On the Affective Challenges of Developing a Pedagogy of Teacher Education
Source: Studying Teacher Education, Vol. 7, No. 2, August 2011, 219–233
(Reviewed by the Portal Team)
The purpose of this study was to examine the various representations of the author's development as a beginning teacher educator offered through his methodology of self-study through narrative inquiry.
The author is an high school social studies teacher, who returned to the university on a full-time basis in the fall of 2004 to work on his doctorate as a graduate student and teaching assistant.
This article reports on the affective challenges the author experienced while attempting to develop a pedagogy of teacher education during his first three years in teacher preparation.
Methods
The following three research questions guided his longitudinal inquiry, ultimately culminating in his dissertation:
(1) How has his vision for teacher education developed?
(2) How has the relationship between his practices and his beliefs evolved?
(3) What representations of his development as a teacher educator does self-study through narrative inquiry yield?
The data for this self-study consisted of written interpretive accounts of the author's experiences which were collected systematically over the course of the study.
Analysis of these accounts revealed how certain ongoing, and at times paradoxical, tensions influenced the author's thinking about his initial practices as a teacher educator.
The author more fully captured the complexity of his transition from classroom teacher to teacher educator, and highlighted some of the affective challenges involved in attempting to align his teaching intents with his teaching practices.
At the same time as he was refining his vision for social studies and coming to understand the potential significance of his teaching, he was also, sometimes paradoxically, exhibiting fear of regression in his work, displaying apathy or exhaustion, exhibiting frustration and restlessness, and struggling to navigate interpersonal relationships with his students.
Fear of Regression
Under the pressure of a more established sense of mission for his work, the author often found himself gripped by fear that he might somehow regress to some of the less favorable vestiges of his former teaching self.
On the one hand, the fear of regression represented a way for him to stay vigilant and cautious as he attempted to resolve the contradictions of his practice.
On the other, he realized the risk of overcompensating.
His fears raise questions about how teacher educators handle the burden of a view of teacher education that sets such high standards, that runs counter to what many preservice teachers expect of teacher education.
Apathy or Exhaustion
The author argued that there were times when he seriously questioned what he accomplished with his student and preservice teachers as a result of his work with them.
As he struggled with these questions, he occasionally displayed signs of apathy and/or exhaustion in his thinking and practices as a teacher educator.
When he did not feel he was making progress or when he felt those under his charge were not fully invested in their work together, he discovered that he sometimes engaged in practices that did not match his vision.

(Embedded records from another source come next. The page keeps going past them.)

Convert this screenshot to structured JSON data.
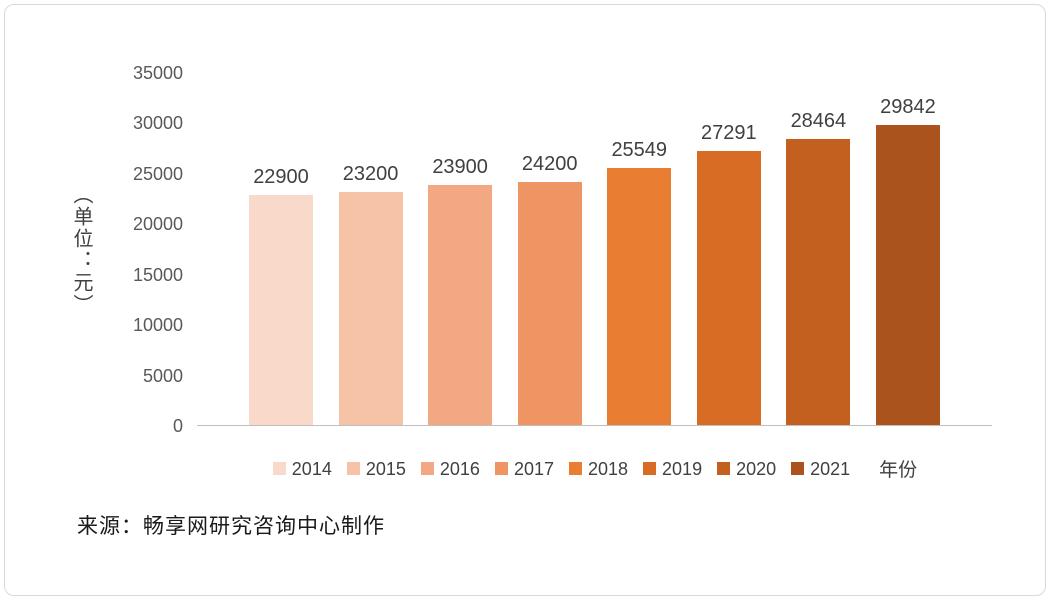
{
  "chart_data": {
    "type": "bar",
    "categories": [
      "2014",
      "2015",
      "2016",
      "2017",
      "2018",
      "2019",
      "2020",
      "2021"
    ],
    "values": [
      22900,
      23200,
      23900,
      24200,
      25549,
      27291,
      28464,
      29842
    ],
    "bar_colors": [
      "#f9d9c9",
      "#f6c3a6",
      "#f2a983",
      "#ef9463",
      "#e97e33",
      "#d96c24",
      "#c35f1f",
      "#aa531c"
    ],
    "title": "",
    "xlabel": "年份",
    "ylabel": "（单位：元）",
    "ylim": [
      0,
      35000
    ],
    "yticks": [
      "0",
      "5000",
      "10000",
      "15000",
      "20000",
      "25000",
      "30000",
      "35000"
    ],
    "grid": false,
    "legend_position": "bottom"
  },
  "source_text": "来源：畅享网研究咨询中心制作",
  "colors": {
    "axis_line": "#bfbfbf",
    "tick_text": "#595959",
    "label_text": "#404040",
    "border": "#d9d9d9"
  }
}
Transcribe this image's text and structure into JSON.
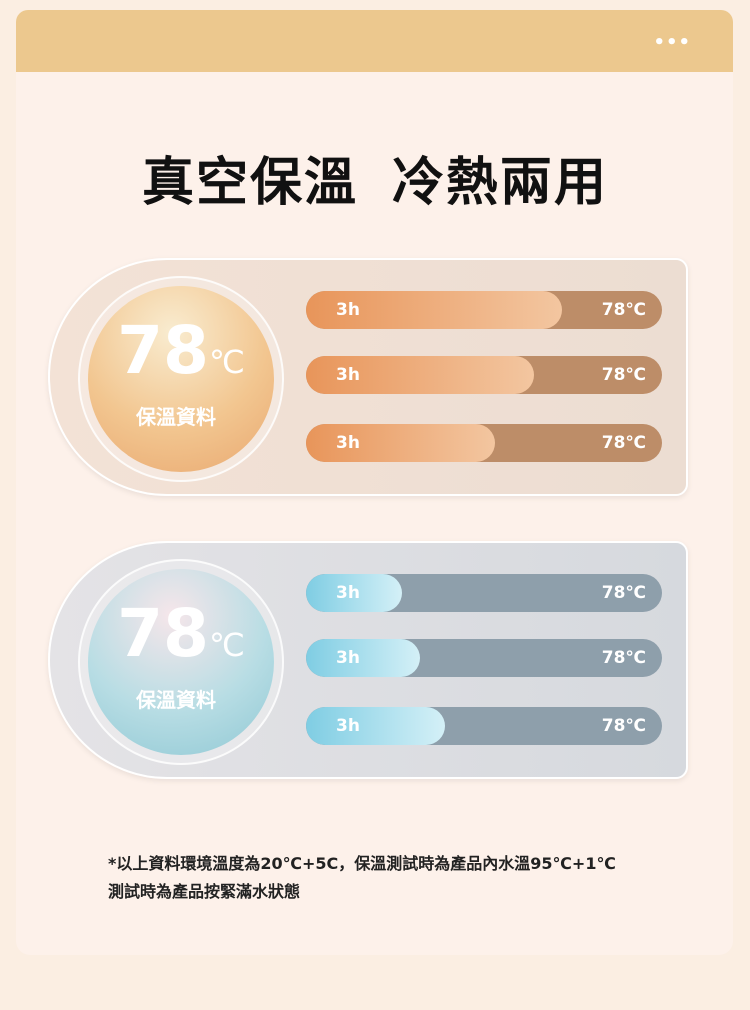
{
  "menu_icon": "more-horizontal-icon",
  "menu_label": "•••",
  "title": "真空保溫 冷熱兩用",
  "panels": [
    {
      "theme": "warm",
      "accent": "#e8955a",
      "temp": "78",
      "unit": "℃",
      "label": "保溫資料",
      "bars": [
        {
          "left": "3h",
          "right": "78℃",
          "fill_pct": 72
        },
        {
          "left": "3h",
          "right": "78℃",
          "fill_pct": 64
        },
        {
          "left": "3h",
          "right": "78℃",
          "fill_pct": 53
        }
      ]
    },
    {
      "theme": "cool",
      "accent": "#7fcde3",
      "temp": "78",
      "unit": "℃",
      "label": "保溫資料",
      "bars": [
        {
          "left": "3h",
          "right": "78℃",
          "fill_pct": 27
        },
        {
          "left": "3h",
          "right": "78℃",
          "fill_pct": 32
        },
        {
          "left": "3h",
          "right": "78℃",
          "fill_pct": 39
        }
      ]
    }
  ],
  "note": {
    "line1": "*以上資料環境溫度為20℃+5C，保溫測試時為產品內水溫95℃+1℃",
    "line2": "測試時為產品按緊滿水狀態"
  }
}
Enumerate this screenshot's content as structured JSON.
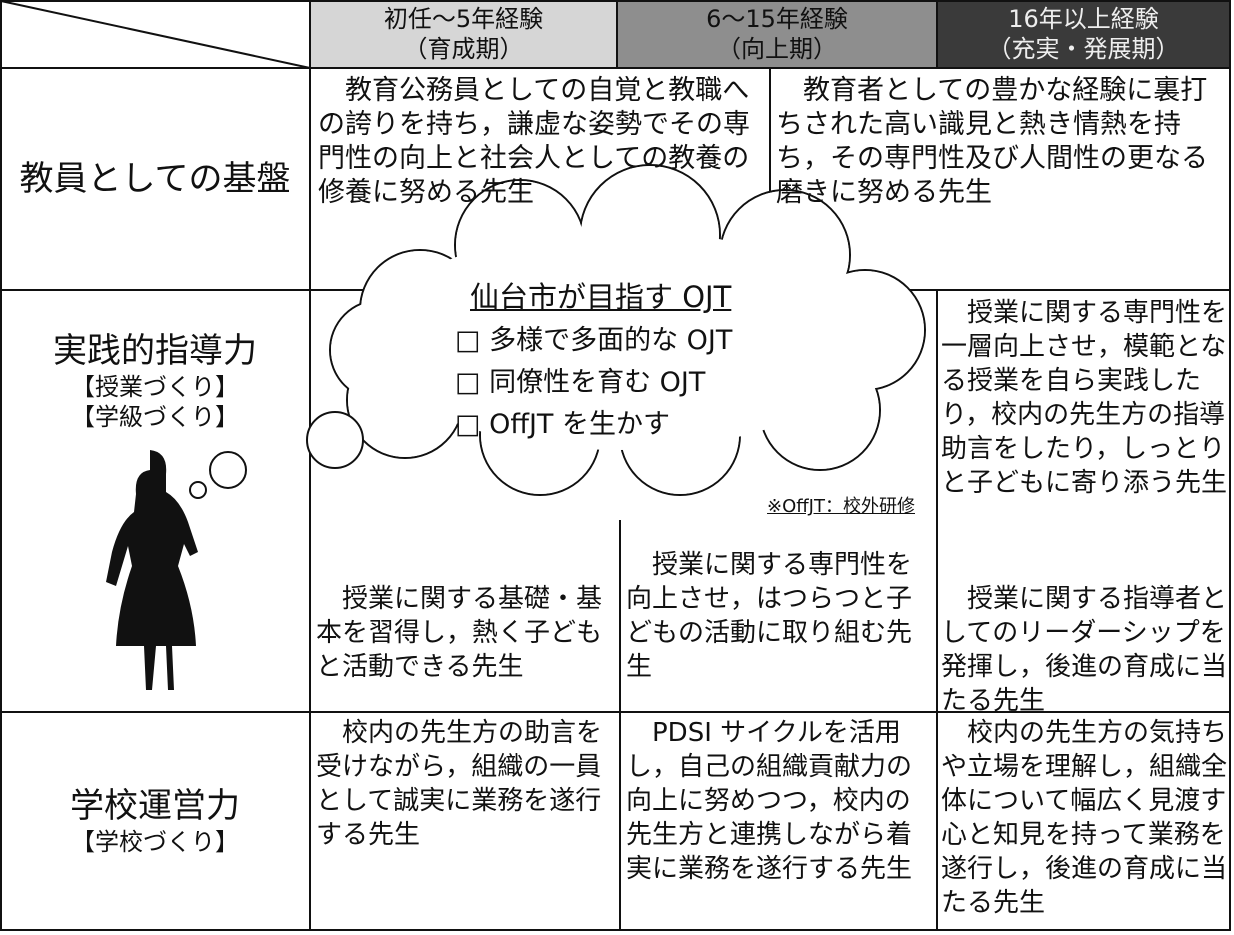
{
  "header": {
    "columns": [
      {
        "years": "初任～5年経験",
        "stage": "（育成期）"
      },
      {
        "years": "6～15年経験",
        "stage": "（向上期）"
      },
      {
        "years": "16年以上経験",
        "stage": "（充実・発展期）"
      }
    ]
  },
  "rows": [
    {
      "label": "教員としての基盤",
      "cells": [
        "教育公務員としての自覚と教職への誇りを持ち，謙虚な姿勢でその専門性の向上と社会人としての教養の修養に努める先生",
        "教育者としての豊かな経験に裏打ちされた高い識見と熱き情熱を持ち，その専門性及び人間性の更なる磨きに努める先生"
      ]
    },
    {
      "label": "実践的指導力",
      "sublabels": [
        "【授業づくり】",
        "【学級づくり】"
      ],
      "cells": [
        "授業に関する基礎・基本を習得し，熱く子どもと活動できる先生",
        "授業に関する専門性を向上させ，はつらつと子どもの活動に取り組む先生",
        "授業に関する専門性を一層向上させ，模範となる授業を自ら実践したり，校内の先生方の指導助言をしたり，しっとりと子どもに寄り添う先生",
        "授業に関する指導者としてのリーダーシップを発揮し，後進の育成に当たる先生"
      ]
    },
    {
      "label": "学校運営力",
      "sublabels": [
        "【学校づくり】"
      ],
      "cells": [
        "校内の先生方の助言を受けながら，組織の一員として誠実に業務を遂行する先生",
        "PDSI サイクルを活用し，自己の組織貢献力の向上に努めつつ，校内の先生方と連携しながら着実に業務を遂行する先生",
        "校内の先生方の気持ちや立場を理解し，組織全体について幅広く見渡す心と知見を持って業務を遂行し，後進の育成に当たる先生"
      ]
    }
  ],
  "cloud": {
    "title": "仙台市が目指す OJT",
    "items": [
      "□ 多様で多面的な OJT",
      "□ 同僚性を育む OJT",
      "□ OffJT を生かす"
    ],
    "note": "※OffJT：校外研修"
  }
}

Frustration and Restlessness
Another representation of his development as a beginning teacher educator captured through the methodology he employed for this study centers on the feelings of frustration and restlessness that he exhibited regarding his work.
More specifically, the feelings of frustration seemed to indicate that he did in fact care, while the feelings of restlessness indicated that he sometimes had so much energy that he actually grew impatient to effect change.
Interpersonal Relationships
A final and related aspect of his development revealed in this inquiry concerns his emotional struggle to navigate interpersonal relationships with his student and preservice teachers.
The dynamics of these relationships were framed, at least in part, by his feelings of fear, apathy or exhaustion, and frustration and restlessness.
Much of his struggle to navigate such interpersonal relationships with his student and preservice teachers was related to the inherent tension he felt in his role as both an advocate and an evaluator.
Some of his difficulty in serving effectively as an advocate and an evaluator was related to his own evolving expectations.
His ideas about what it meant to work with beginning teachers were intimately tied to shifts in his thinking about the purpose of social studies.
The pedagogy the author brought to his work as a teacher educator was predicated on shifting expectations that caused him to interrogate his sense of what to expect from preservice teachers, most of whom were not students teaching in school environments supportive of calls for social reconstruction.
Implications of Findings
The author conclude that awareness of these challenges is important because feelings and emotions constitute filters through which one’s understanding of content and pedagogy is actually mediated with students.
The author found self-study as an especially powerful method to identify and deal with his problems of practice; however, not all beginners engage in such systematic inquiries of their development.
Indeed, it seems that our knowledge of effective teacher education can only be enhanced through additional studies into how the relationships between teacher educators and their student and preservice teachers influence what is learned, and how that learning is understood and enacted.